When the lobsters have boiled for three minutes, remove them from the water, twist off their arms. Plunge the lobsters into the ice water. Return the arms and claws to the boiling water for another few minutes. Then put these in the ice bath as well.
When the lobsters are completely chilled, twist off the tails from the bodies (you can do this before or after you shock them). Using kitchen shears or scissors, snip through the underside covering of the tail, peel the shell back and remove the entire tail. Trim away any strands, remove any roe you might find. (Reserve shells, legs and roe if you wish; if making lobster stock, cut away the feathery fleshy lungs above the legs.)
Cut through the legs and claws to remove the knuckle and claw meat. Place all the lobster on a paper-towel-lined plate, cover and refrigerate. (I saved four claws and all the knuckle meat to make a lobster salad for me and Donna the next day. Donna took a shot of the lobster just out of its shell—it looks cooked but it's raw in the middle. She posted on her blog.)

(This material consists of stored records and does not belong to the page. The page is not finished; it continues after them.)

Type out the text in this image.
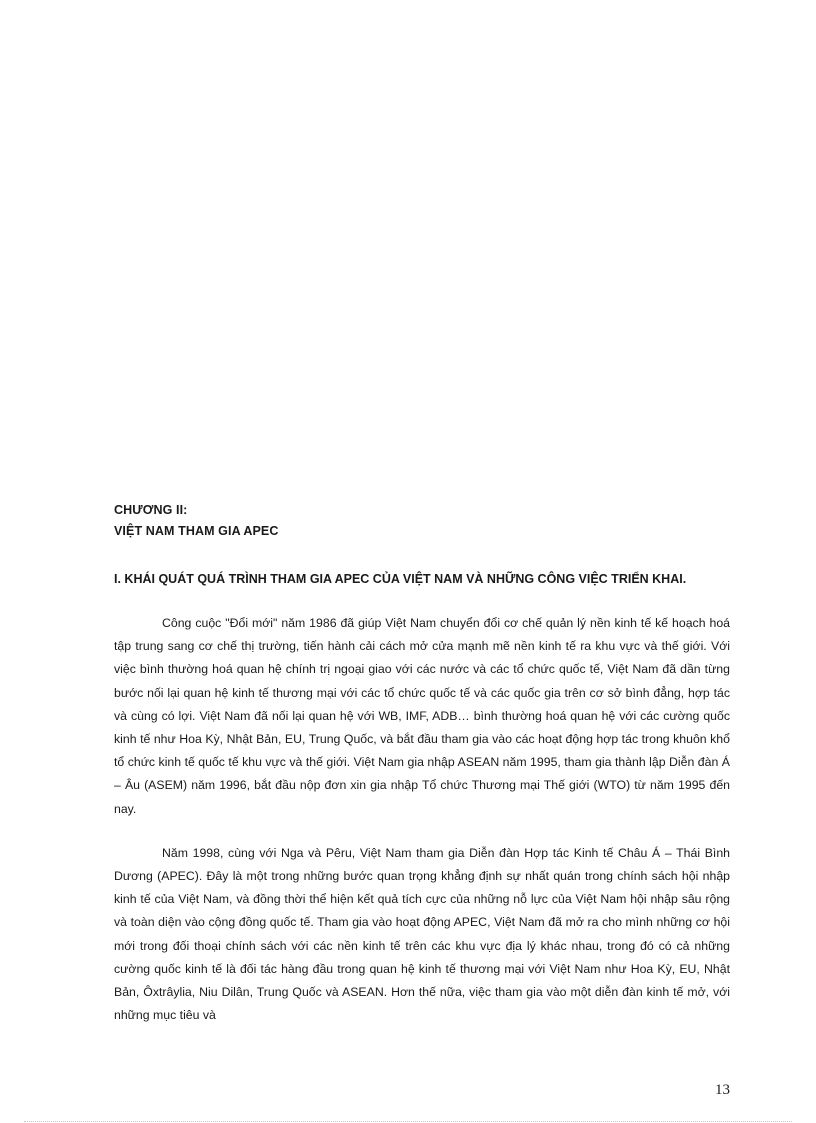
CHƯƠNG II:
VIỆT NAM THAM GIA APEC
I. KHÁI QUÁT QUÁ TRÌNH THAM GIA APEC CỦA VIỆT NAM VÀ NHỮNG CÔNG VIỆC TRIỂN KHAI.

Công cuộc "Đổi mới" năm 1986 đã giúp Việt Nam chuyển đổi cơ chế quản lý nền kinh tế kế hoạch hoá tập trung sang cơ chế thị trường, tiến hành cải cách mở cửa mạnh mẽ nền kinh tế ra khu vực và thế giới. Với việc bình thường hoá quan hệ chính trị ngoại giao với các nước và các tổ chức quốc tế, Việt Nam đã dần từng bước nối lại quan hệ kinh tế thương mại với các tổ chức quốc tế và các quốc gia trên cơ sở bình đẳng, hợp tác và cùng có lợi. Việt Nam đã nối lại quan hệ với WB, IMF, ADB… bình thường hoá quan hệ với các cường quốc kinh tế như Hoa Kỳ, Nhật Bản, EU, Trung Quốc, và bắt đầu tham gia vào các hoạt động hợp tác trong khuôn khổ tổ chức kinh tế quốc tế khu vực và thế giới. Việt Nam gia nhập ASEAN năm 1995, tham gia thành lập Diễn đàn Á – Âu (ASEM) năm 1996, bắt đầu nộp đơn xin gia nhập Tổ chức Thương mại Thế giới (WTO) từ năm 1995 đến nay.

Năm 1998, cùng với Nga và Pêru, Việt Nam tham gia Diễn đàn Hợp tác Kinh tế Châu Á – Thái Bình Dương (APEC). Đây là một trong những bước quan trọng khẳng định sự nhất quán trong chính sách hội nhập kinh tế của Việt Nam, và đồng thời thể hiện kết quả tích cực của những nỗ lực của Việt Nam hội nhập sâu rộng và toàn diện vào cộng đồng quốc tế. Tham gia vào hoạt động APEC, Việt Nam đã mở ra cho mình những cơ hội mới trong đối thoại chính sách với các nền kinh tế trên các khu vực địa lý khác nhau, trong đó có cả những cường quốc kinh tế là đối tác hàng đầu trong quan hệ kinh tế thương mại với Việt Nam như Hoa Kỳ, EU, Nhật Bản, Ôxtrâylia, Niu Dilân, Trung Quốc và ASEAN. Hơn thế nữa, việc tham gia vào một diễn đàn kinh tế mở, với những mục tiêu và

13
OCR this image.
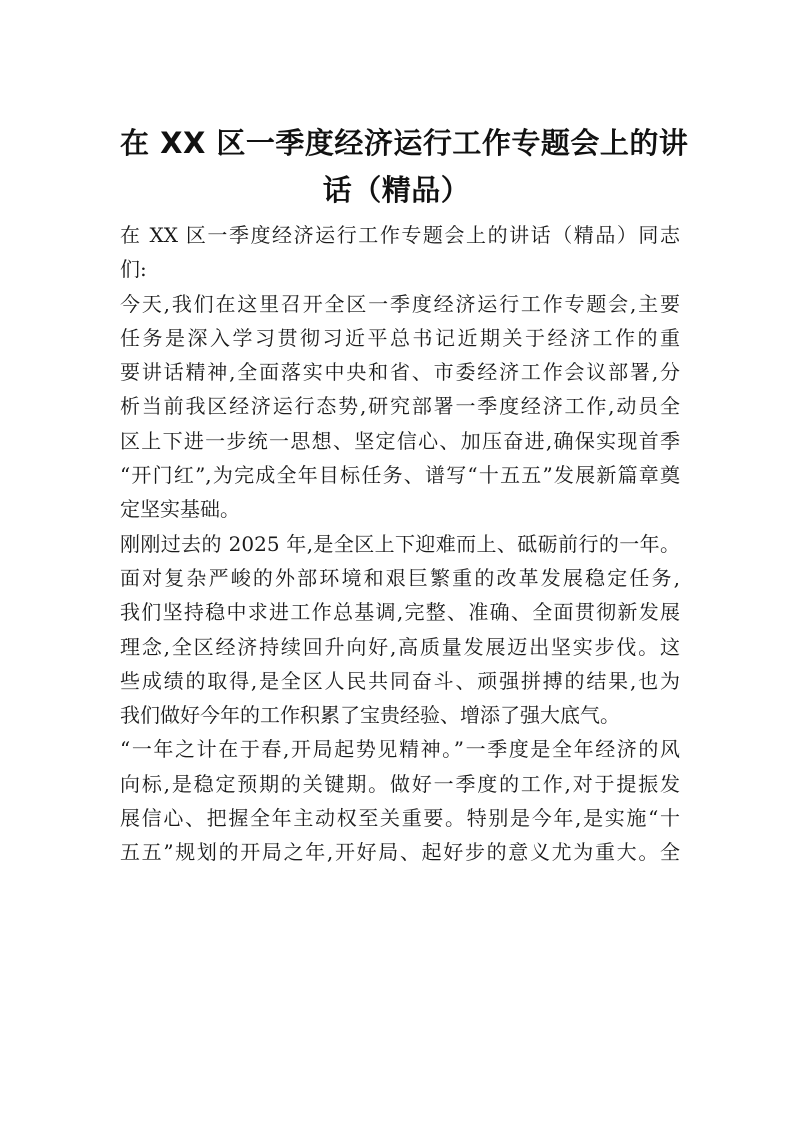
在 XX 区一季度经济运行工作专题会上的讲
话（精品）
在 XX 区一季度经济运行工作专题会上的讲话（精品）同志
们:
今天,我们在这里召开全区一季度经济运行工作专题会,主要
任务是深入学习贯彻习近平总书记近期关于经济工作的重
要讲话精神,全面落实中央和省、市委经济工作会议部署,分
析当前我区经济运行态势,研究部署一季度经济工作,动员全
区上下进一步统一思想、坚定信心、加压奋进,确保实现首季
“开门红”,为完成全年目标任务、谱写“十五五”发展新篇章奠
定坚实基础。
刚刚过去的 2025 年,是全区上下迎难而上、砥砺前行的一年。
面对复杂严峻的外部环境和艰巨繁重的改革发展稳定任务,
我们坚持稳中求进工作总基调,完整、准确、全面贯彻新发展
理念,全区经济持续回升向好,高质量发展迈出坚实步伐。这
些成绩的取得,是全区人民共同奋斗、顽强拼搏的结果,也为
我们做好今年的工作积累了宝贵经验、增添了强大底气。
“一年之计在于春,开局起势见精神。”一季度是全年经济的风
向标,是稳定预期的关键期。做好一季度的工作,对于提振发
展信心、把握全年主动权至关重要。特别是今年,是实施“十
五五”规划的开局之年,开好局、起好步的意义尤为重大。全
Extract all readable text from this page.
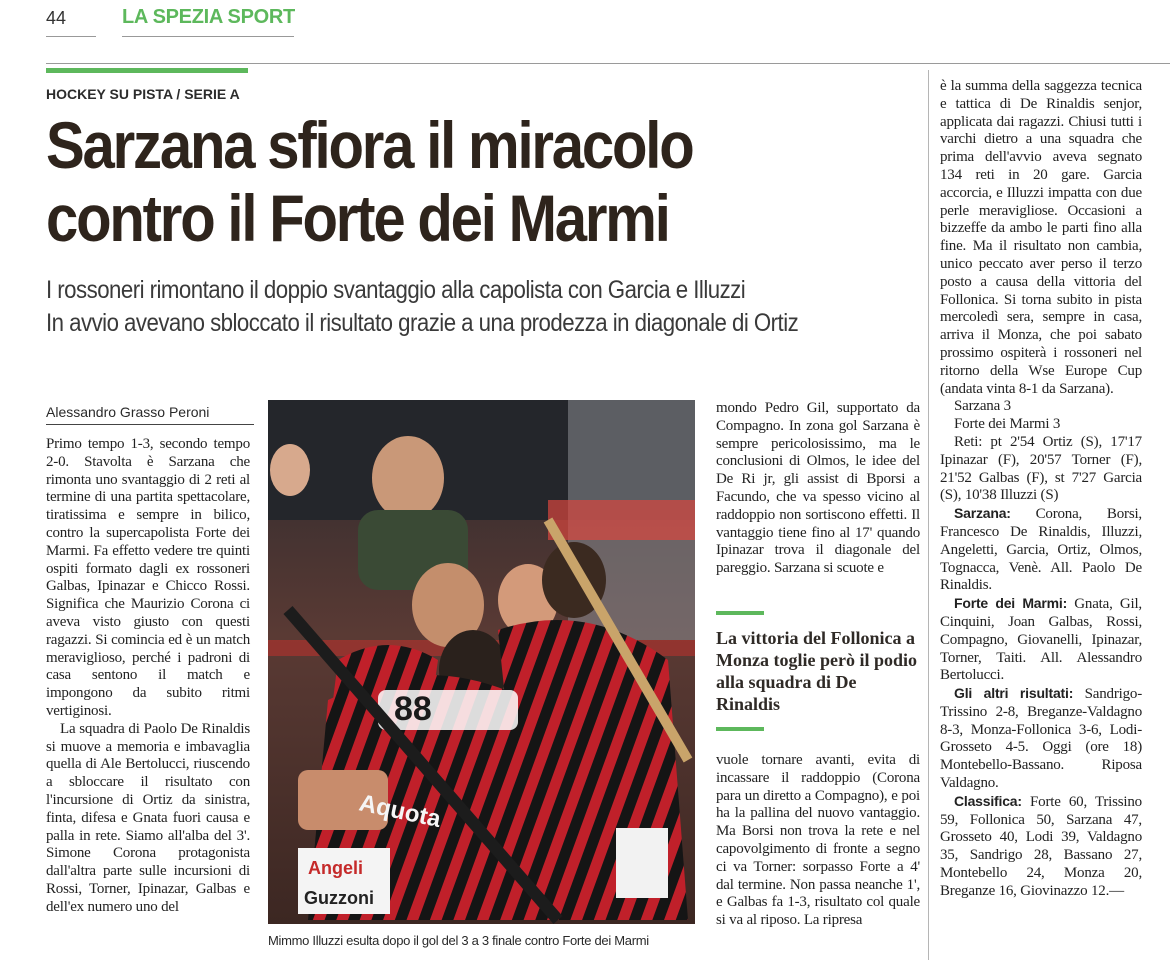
44	LA SPEZIA SPORT
HOCKEY SU PISTA / SERIE A
Sarzana sfiora il miracolo
contro il Forte dei Marmi
I rossoneri rimontano il doppio svantaggio alla capolista con Garcia e Illuzzi
In avvio avevano sbloccato il risultato grazie a una prodezza in diagonale di Ortiz
Alessandro Grasso Peroni

Primo tempo 1-3, secondo tempo 2-0. Stavolta è Sarzana che rimonta uno svantaggio di 2 reti al termine di una partita spettacolare, tiratissima e sempre in bilico, contro la supercapolista Forte dei Marmi. Fa effetto vedere tre quinti ospiti formato dagli ex rossoneri Galbas, Ipinazar e Chicco Rossi. Significa che Maurizio Corona ci aveva visto giusto con questi ragazzi. Si comincia ed è un match meraviglioso, perché i padroni di casa sentono il match e impongono da subito ritmi vertiginosi.

La squadra di Paolo De Rinaldis si muove a memoria e imbavaglia quella di Ale Bertolucci, riuscendo a sbloccare il risultato con l'incursione di Ortiz da sinistra, finta, difesa e Gnata fuori causa e palla in rete. Siamo all'alba del 3'. Simone Corona protagonista dall'altra parte sulle incursioni di Rossi, Torner, Ipinazar, Galbas e dell'ex numero uno del

88
Aquota
Angeli
Guzzoni
Mimmo Illuzzi esulta dopo il gol del 3 a 3 finale contro Forte dei Marmi

mondo Pedro Gil, supportato da Compagno. In zona gol Sarzana è sempre pericolosissimo, ma le conclusioni di Olmos, le idee del De Ri jr, gli assist di Bporsi a Facundo, che va spesso vicino al raddoppio non sortiscono effetti. Il vantaggio tiene fino al 17' quando Ipinazar trova il diagonale del pareggio. Sarzana si scuote e

La vittoria del Follonica a Monza toglie però il podio alla squadra di De Rinaldis

vuole tornare avanti, evita di incassare il raddoppio (Corona para un diretto a Compagno), e poi ha la pallina del nuovo vantaggio. Ma Borsi non trova la rete e nel capovolgimento di fronte a segno ci va Torner: sorpasso Forte a 4' dal termine. Non passa neanche 1', e Galbas fa 1-3, risultato col quale si va al riposo. La ripresa

è la summa della saggezza tecnica e tattica di De Rinaldis senjor, applicata dai ragazzi. Chiusi tutti i varchi dietro a una squadra che prima dell'avvio aveva segnato 134 reti in 20 gare. Garcia accorcia, e Illuzzi impatta con due perle meravigliose. Occasioni a bizzeffe da ambo le parti fino alla fine. Ma il risultato non cambia, unico peccato aver perso il terzo posto a causa della vittoria del Follonica. Si torna subito in pista mercoledì sera, sempre in casa, arriva il Monza, che poi sabato prossimo ospiterà i rossoneri nel ritorno della Wse Europe Cup (andata vinta 8-1 da Sarzana).

Sarzana 3

Forte dei Marmi 3

Reti: pt 2'54 Ortiz (S), 17'17 Ipinazar (F), 20'57 Torner (F), 21'52 Galbas (F), st 7'27 Garcia (S), 10'38 Illuzzi (S)

Sarzana: Corona, Borsi, Francesco De Rinaldis, Illuzzi, Angeletti, Garcia, Ortiz, Olmos, Tognacca, Venè. All. Paolo De Rinaldis.

Forte dei Marmi: Gnata, Gil, Cinquini, Joan Galbas, Rossi, Compagno, Giovanelli, Ipinazar, Torner, Taiti. All. Alessandro Bertolucci.

Gli altri risultati: Sandrigo-Trissino 2-8, Breganze-Valdagno 8-3, Monza-Follonica 3-6, Lodi-Grosseto 4-5. Oggi (ore 18) Montebello-Bassano. Riposa Valdagno.

Classifica: Forte 60, Trissino 59, Follonica 50, Sarzana 47, Grosseto 40, Lodi 39, Valdagno 35, Sandrigo 28, Bassano 27, Montebello 24, Monza 20, Breganze 16, Giovinazzo 12.—
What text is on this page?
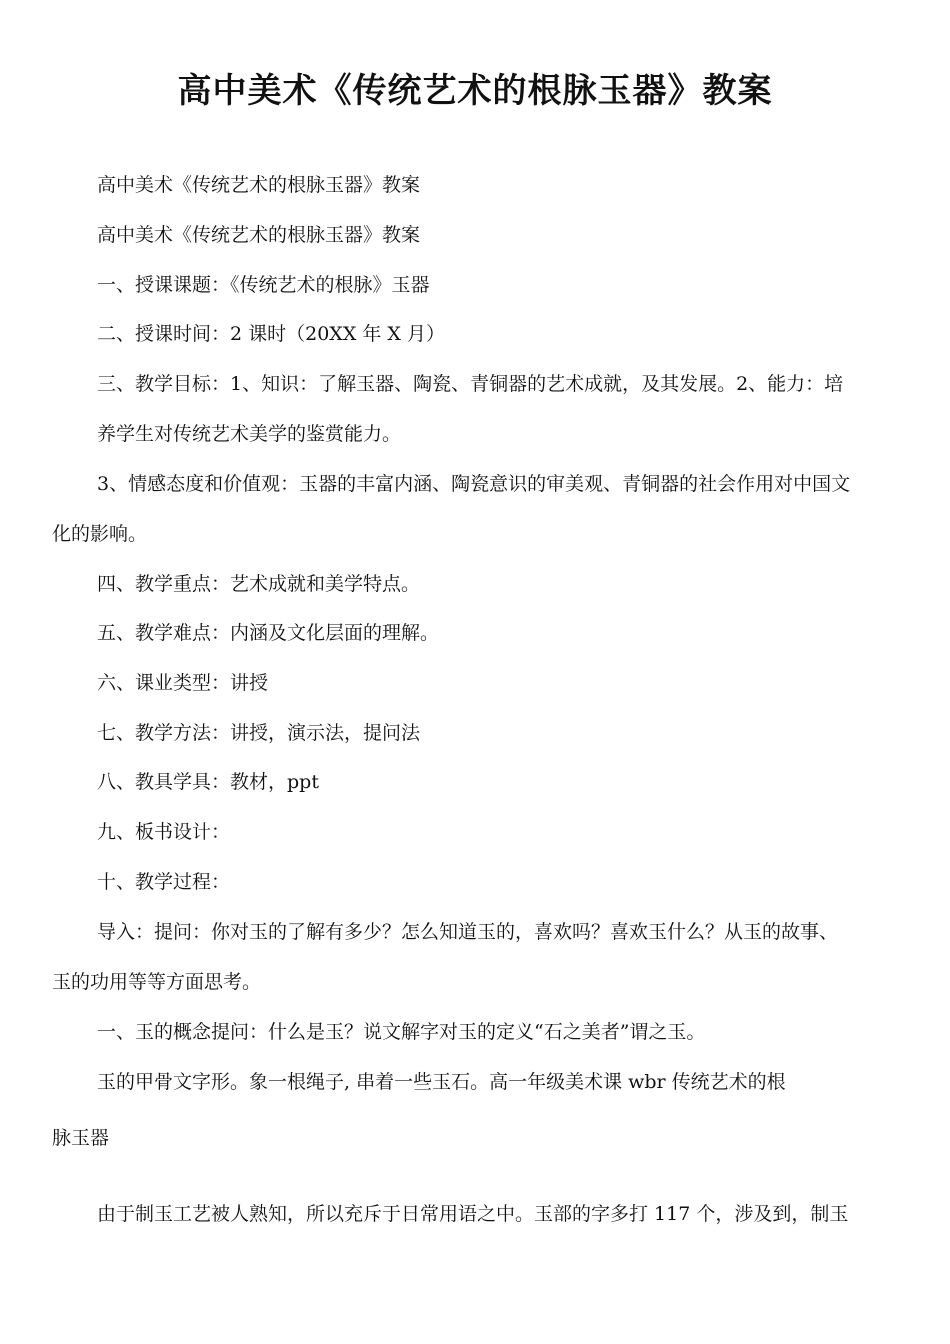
高中美术《传统艺术的根脉玉器》教案
高中美术《传统艺术的根脉玉器》教案
高中美术《传统艺术的根脉玉器》教案
一、授课课题：《传统艺术的根脉》玉器
二、授课时间：2 课时（20XX 年 X 月）
三、教学目标：1、知识：了解玉器、陶瓷、青铜器的艺术成就，及其发展。2、能力：培
养学生对传统艺术美学的鉴赏能力。
3、情感态度和价值观：玉器的丰富内涵、陶瓷意识的审美观、青铜器的社会作用对中国文
化的影响。
四、教学重点：艺术成就和美学特点。
五、教学难点：内涵及文化层面的理解。
六、课业类型：讲授
七、教学方法：讲授，演示法，提问法
八、教具学具：教材，ppt
九、板书设计：
十、教学过程：
导入：提问：你对玉的了解有多少？怎么知道玉的，喜欢吗？喜欢玉什么？从玉的故事、
玉的功用等等方面思考。
一、玉的概念提问：什么是玉？说文解字对玉的定义“石之美者”谓之玉。
玉的甲骨文字形。象一根绳子, 串着一些玉石。高一年级美术课 wbr 传统艺术的根
脉玉器
由于制玉工艺被人熟知，所以充斥于日常用语之中。玉部的字多打 117 个，涉及到，制玉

To prepare the butter, put an ounce of water in a sauce pan. Cut a pound of butter into big chunks. Put the pot over medium heat. When the water is hot, add a chunk of butter and begin whisking the water and shaking the pan. The butter will emulsify into the water. Keep adding chunks and whisking continuously until all the butter is melted. Remove from the heat, cover and keep in a warm spot till ready to use.
To cook the lobster, heat the butter (I like it to be 150 degrees, which I check with a thermometer, but if you don't have one, use your finger—the butter should be hot but not boiling or it will break and overcook the lobster). Drop your lobster and let it sit in the butter for about ten minutes. If the butter is between 140 and 150 you can leave it in there for a 20 minutes or longer (it will stay warm but won't over cook).
Finish your sauce with a little of the poaching butter, or, to make it easy, simply use the poaching butter as your sauce and serve with lemon wedges.
There truly is no better lobster than lobster poached in butter.